Em dez anos, ambiente alimentar piorou muito em Belo Horizonte
Pesquisa da Enfermagem mostra que número de estabelecimentos que vendem alimentos que fazem mal à saúde aumentou bem mais que o daqueles que oferecem comida saudável
O ambiente alimentar comunitário de Belo Horizonte é cada vez menos propício à alimentação saudável. No período de dez anos a partir de 2008, aumentou em 154% a quantidade de estabelecimentos formais na cidade que comercializam alimentos que não fazem bem à saúde. A constatação é de pesquisa realizada pelo Grupo de Estudos, Pesquisas e Práticas em Ambiente Alimentar e Saúde (GEPPAAS), da Escola de Enfermagem da UFMG.
Os estabelecimentos formais mistos, que vendem alimentos saudáveis e não saudáveis, e aqueles que oferecem os alimentos apropriados aumentaram bem menos: 51% e 32%, respectivamente. A coleta de dados foi feita nos anos de 2008, 2011, 2015 e 2018.
“O ambiente alimentar em BH foi se modificando ao longo dos anos”, afirma a professora Milene Cristine Pessoa, do Departamento de Nutrição. Ela explica que o ambiente alimentar é caracterizado pelos tipos de lojas de alimentos e circunstâncias de aquisição e consumo, e que fatores ambientais, sociais, individuais e demográficos têm impacto direto no acesso das pessoas a alimentos mais ou menos saudáveis. “A análise das informações do ambiente alimentar comunitário possibilita investigar o contexto de oportunidades e limitações relacionadas à alimentação, proporcionando também oportunidades de intervenções e mudanças estratégicas nas políticas públicas locais”, diz a professora.
Para caracterizar o ambiente alimentar comunitário, o grupo de pesquisa desenvolveu uma base de dados geocodificados, com informações provenientes de fonte governamental sobre os estabelecimentos de venda de alimentos, segundo a Classificação Nacional de Atividades Econômicas (CNAE). A variação temporal foi analisada segundo os tipos de estabelecimento e por categorias agrupadas.
De acordo com Milene Pessoa, os estabelecimentos foram classificados conforme a atividade-fim e os produtos predominantemente comercializados. Eles foram categorizados em quatro grupos: in natura e minimamente processados, ingredientes culinários, processados e ultraprocessados). Os estabelecimentos foram, então, agregados como estabelecimentos saudáveis, mistos e não saudáveis, com base em metodologia proposta pelo Estudo sobre Mapeamento dos Desertos Alimentares no Brasil, iniciativa da Câmara Interministerial de Segurança Alimentar e Nutricional.
'Pântanos alimentares'
No intervalo de 2008 a 2018, segundo a pesquisa, a população residente na capital cresceu de forma discreta (2,7%), enquanto a densidade dos estabelecimentos de alimentos manteve elevação crescente e significativa (107%). Em 2008, eram cerca de três estabelecimentos saudáveis para cada 5 mil habitantes do município; em 2018, eram cerca de quatro estabelecimentos para a mesma quantidade de moradores. “Em contrapartida, a densidade de estabelecimentos não saudáveis mais que dobrou no mesmo período, aumentando de cerca de 17 estabelecimentos 41 [por 5 mil habitantes] no período em dez anos", diz Milene.

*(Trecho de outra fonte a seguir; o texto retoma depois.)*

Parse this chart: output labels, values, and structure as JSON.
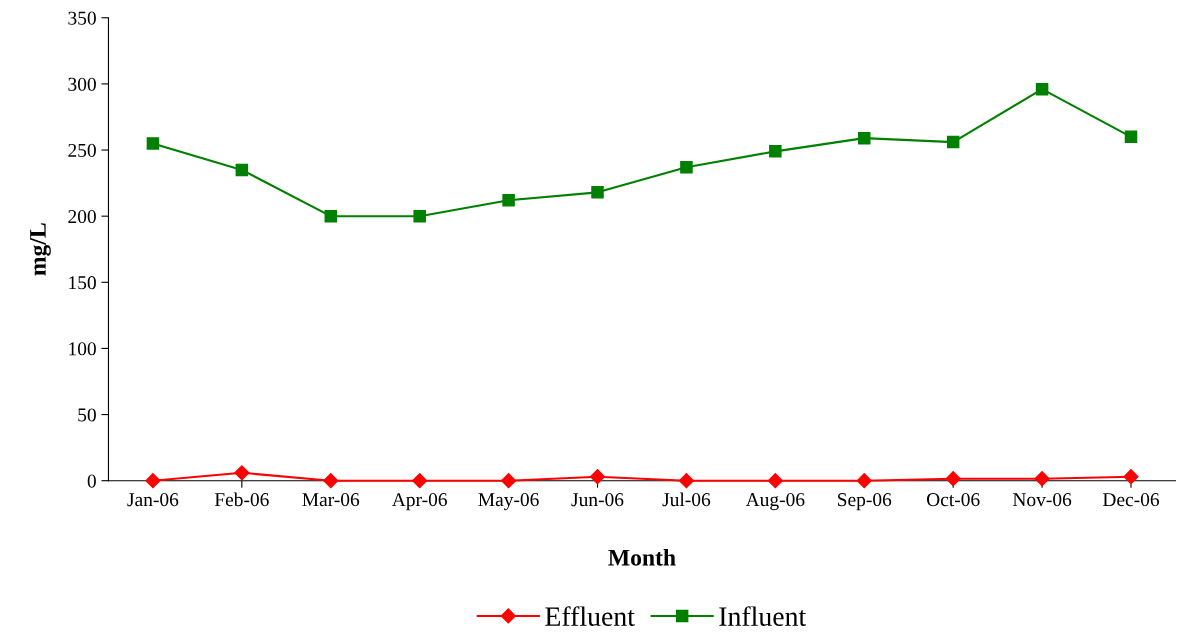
{
  "chart_data": {
    "type": "line",
    "xlabel": "Month",
    "ylabel": "mg/L",
    "categories": [
      "Jan-06",
      "Feb-06",
      "Mar-06",
      "Apr-06",
      "May-06",
      "Jun-06",
      "Jul-06",
      "Aug-06",
      "Sep-06",
      "Oct-06",
      "Nov-06",
      "Dec-06"
    ],
    "series": [
      {
        "name": "Effluent",
        "color": "#ff0000",
        "marker": "diamond",
        "values": [
          0,
          6,
          0,
          0,
          0,
          3,
          0,
          0,
          0,
          1.5,
          1.5,
          3
        ]
      },
      {
        "name": "Influent",
        "color": "#008000",
        "marker": "square",
        "values": [
          255,
          235,
          200,
          200,
          212,
          218,
          237,
          249,
          259,
          256,
          296,
          260
        ]
      }
    ],
    "ylim": [
      0,
      350
    ],
    "yticks": [
      0,
      50,
      100,
      150,
      200,
      250,
      300,
      350
    ],
    "grid": false,
    "legend": "bottom",
    "line_style": "solid"
  }
}
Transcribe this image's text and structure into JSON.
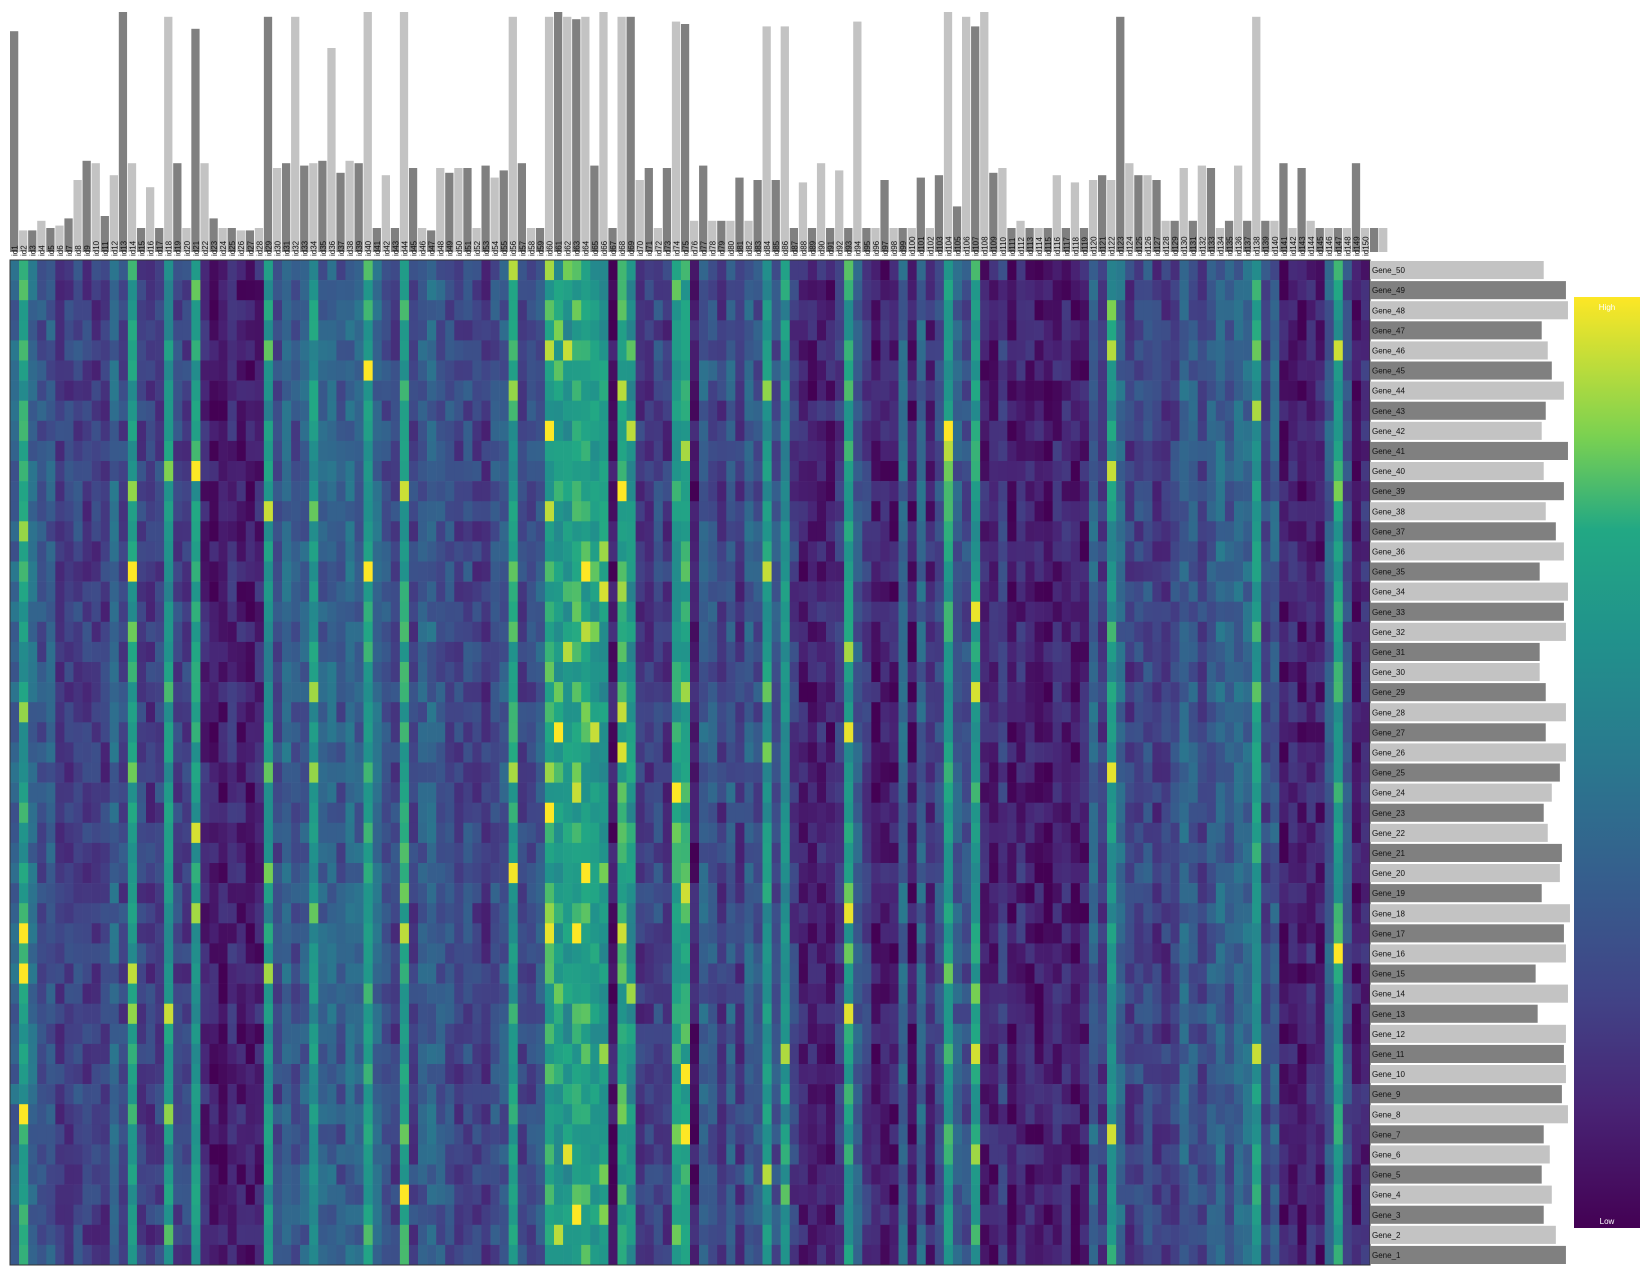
{
  "chart_data": {
    "type": "heatmap",
    "title": "",
    "color_scale": "viridis",
    "colors": {
      "bar_dark": "#808080",
      "bar_light": "#c3c3c3",
      "low": "#440154",
      "high": "#fde725",
      "background": "#ffffff"
    },
    "legend": {
      "high_label": "High",
      "low_label": "Low",
      "placement": "right"
    },
    "columns": [
      "id1",
      "id2",
      "id3",
      "id4",
      "id5",
      "id6",
      "id7",
      "id8",
      "id9",
      "id10",
      "id11",
      "id12",
      "id13",
      "id14",
      "id15",
      "id16",
      "id17",
      "id18",
      "id19",
      "id20",
      "id21",
      "id22",
      "id23",
      "id24",
      "id25",
      "id26",
      "id27",
      "id28",
      "id29",
      "id30",
      "id31",
      "id32",
      "id33",
      "id34",
      "id35",
      "id36",
      "id37",
      "id38",
      "id39",
      "id40",
      "id41",
      "id42",
      "id43",
      "id44",
      "id45",
      "id46",
      "id47",
      "id48",
      "id49",
      "id50",
      "id51",
      "id52",
      "id53",
      "id54",
      "id55",
      "id56",
      "id57",
      "id58",
      "id59",
      "id60",
      "id61",
      "id62",
      "id63",
      "id64",
      "id65",
      "id66",
      "id67",
      "id68",
      "id69",
      "id70",
      "id71",
      "id72",
      "id73",
      "id74",
      "id75",
      "id76",
      "id77",
      "id78",
      "id79",
      "id80",
      "id81",
      "id82",
      "id83",
      "id84",
      "id85",
      "id86",
      "id87",
      "id88",
      "id89",
      "id90",
      "id91",
      "id92",
      "id93",
      "id94",
      "id95",
      "id96",
      "id97",
      "id98",
      "id99",
      "id100",
      "id101",
      "id102",
      "id103",
      "id104",
      "id105",
      "id106",
      "id107",
      "id108",
      "id109",
      "id110",
      "id111",
      "id112",
      "id113",
      "id114",
      "id115",
      "id116",
      "id117",
      "id118",
      "id119",
      "id120",
      "id121",
      "id122",
      "id123",
      "id124",
      "id125",
      "id126",
      "id127",
      "id128",
      "id129",
      "id130",
      "id131",
      "id132",
      "id133",
      "id134",
      "id135",
      "id136",
      "id137",
      "id138",
      "id139",
      "id140",
      "id141",
      "id142",
      "id143",
      "id144",
      "id145",
      "id146",
      "id147",
      "id148",
      "id149",
      "id150"
    ],
    "rows_top_to_bottom": [
      "Gene_50",
      "Gene_49",
      "Gene_48",
      "Gene_47",
      "Gene_46",
      "Gene_45",
      "Gene_44",
      "Gene_43",
      "Gene_42",
      "Gene_41",
      "Gene_40",
      "Gene_39",
      "Gene_38",
      "Gene_37",
      "Gene_36",
      "Gene_35",
      "Gene_34",
      "Gene_33",
      "Gene_32",
      "Gene_31",
      "Gene_30",
      "Gene_29",
      "Gene_28",
      "Gene_27",
      "Gene_26",
      "Gene_25",
      "Gene_24",
      "Gene_23",
      "Gene_22",
      "Gene_21",
      "Gene_20",
      "Gene_19",
      "Gene_18",
      "Gene_17",
      "Gene_16",
      "Gene_15",
      "Gene_14",
      "Gene_13",
      "Gene_12",
      "Gene_11",
      "Gene_10",
      "Gene_9",
      "Gene_8",
      "Gene_7",
      "Gene_6",
      "Gene_5",
      "Gene_4",
      "Gene_3",
      "Gene_2",
      "Gene_1"
    ],
    "column_bar_values": [
      0.92,
      0.09,
      0.09,
      0.13,
      0.1,
      0.11,
      0.14,
      0.3,
      0.38,
      0.37,
      0.15,
      0.32,
      1.0,
      0.37,
      0.1,
      0.27,
      0.1,
      0.98,
      0.37,
      0.1,
      0.93,
      0.37,
      0.14,
      0.1,
      0.1,
      0.09,
      0.09,
      0.1,
      0.98,
      0.35,
      0.37,
      0.98,
      0.36,
      0.37,
      0.38,
      0.85,
      0.33,
      0.38,
      0.37,
      1.0,
      0.1,
      0.32,
      0.1,
      1.0,
      0.35,
      0.1,
      0.09,
      0.35,
      0.33,
      0.35,
      0.35,
      0.1,
      0.36,
      0.31,
      0.34,
      0.98,
      0.37,
      0.1,
      0.1,
      0.98,
      1.0,
      0.98,
      0.97,
      0.98,
      0.36,
      1.0,
      0.1,
      0.98,
      0.98,
      0.3,
      0.35,
      0.1,
      0.35,
      0.96,
      0.95,
      0.13,
      0.36,
      0.13,
      0.13,
      0.13,
      0.31,
      0.13,
      0.3,
      0.94,
      0.3,
      0.94,
      0.1,
      0.29,
      0.1,
      0.37,
      0.1,
      0.34,
      0.1,
      0.96,
      0.1,
      0.1,
      0.3,
      0.1,
      0.1,
      0.1,
      0.31,
      0.1,
      0.32,
      1.0,
      0.19,
      0.98,
      0.94,
      1.0,
      0.33,
      0.35,
      0.1,
      0.13,
      0.1,
      0.1,
      0.1,
      0.32,
      0.1,
      0.29,
      0.1,
      0.3,
      0.32,
      0.3,
      0.98,
      0.37,
      0.32,
      0.32,
      0.3,
      0.13,
      0.13,
      0.35,
      0.13,
      0.36,
      0.35,
      0.1,
      0.13,
      0.36,
      0.13,
      0.98,
      0.13,
      0.13,
      0.37,
      0.1,
      0.35,
      0.13,
      0.1,
      0.1,
      0.1,
      0.1,
      0.37,
      0.1,
      0.1,
      0.1
    ],
    "row_bar_values_top_to_bottom": [
      0.86,
      0.97,
      0.98,
      0.85,
      0.88,
      0.9,
      0.96,
      0.87,
      0.85,
      0.98,
      0.86,
      0.96,
      0.87,
      0.92,
      0.96,
      0.84,
      0.98,
      0.96,
      0.97,
      0.84,
      0.84,
      0.87,
      0.97,
      0.87,
      0.97,
      0.94,
      0.9,
      0.86,
      0.88,
      0.95,
      0.94,
      0.85,
      0.99,
      0.96,
      0.97,
      0.82,
      0.98,
      0.83,
      0.97,
      0.96,
      0.97,
      0.95,
      0.98,
      0.86,
      0.89,
      0.85,
      0.9,
      0.86,
      0.92,
      0.97
    ],
    "hot_columns": [
      "id2",
      "id14",
      "id18",
      "id21",
      "id29",
      "id34",
      "id40",
      "id44",
      "id56",
      "id60",
      "id61",
      "id62",
      "id63",
      "id64",
      "id65",
      "id66",
      "id68",
      "id69",
      "id74",
      "id75",
      "id84",
      "id86",
      "id93",
      "id104",
      "id107",
      "id122",
      "id138",
      "id147"
    ],
    "cool_columns": [
      "id22",
      "id23",
      "id24",
      "id25",
      "id26",
      "id27",
      "id28",
      "id67",
      "id76",
      "id88",
      "id89",
      "id90",
      "id91",
      "id96",
      "id97",
      "id98",
      "id100",
      "id102",
      "id108",
      "id109",
      "id111",
      "id112",
      "id113",
      "id114",
      "id115",
      "id116",
      "id117",
      "id118",
      "id119",
      "id141",
      "id142",
      "id143",
      "id144",
      "id145",
      "id149",
      "id150"
    ]
  }
}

A grande diferença de densidade dos estabelecimentos não saudáveis com relação aos estabelecimentos saudáveis é compatível com o conceito de "pântanos alimentares", locais onde predomina o comércio de alimentos ultraprocessados. “Observa-se crescimento na distribuição dessa categoria em todo o município, principalmente na região central da cidade, o que reforça a piora da característica do ambiente alimentar de Belo Horizonte”, explica Milene Pessoa.
Ainda segundo a pesquisadora, essa piora é fator importante a ser considerado no planejamento das ações de controle de doenças crônicas no município, especialmente a obesidade. “Em um cenário no qual os alimentos ultraprocessados se tornam cada vez mais acessíveis, as taxas de sobrepeso e obesidade aumentam. Em contrapartida, em locais onde há maior acesso a lojas que oferecem alimentos saudáveis, como frutas e hortaliças, além de maior variedade desses alimentos, é menor o risco de excesso de peso. Cabe reforçar que a investigação do ambiente alimentar comunitário é recurso importante para a construção de ambientes mais saudáveis”, conclui.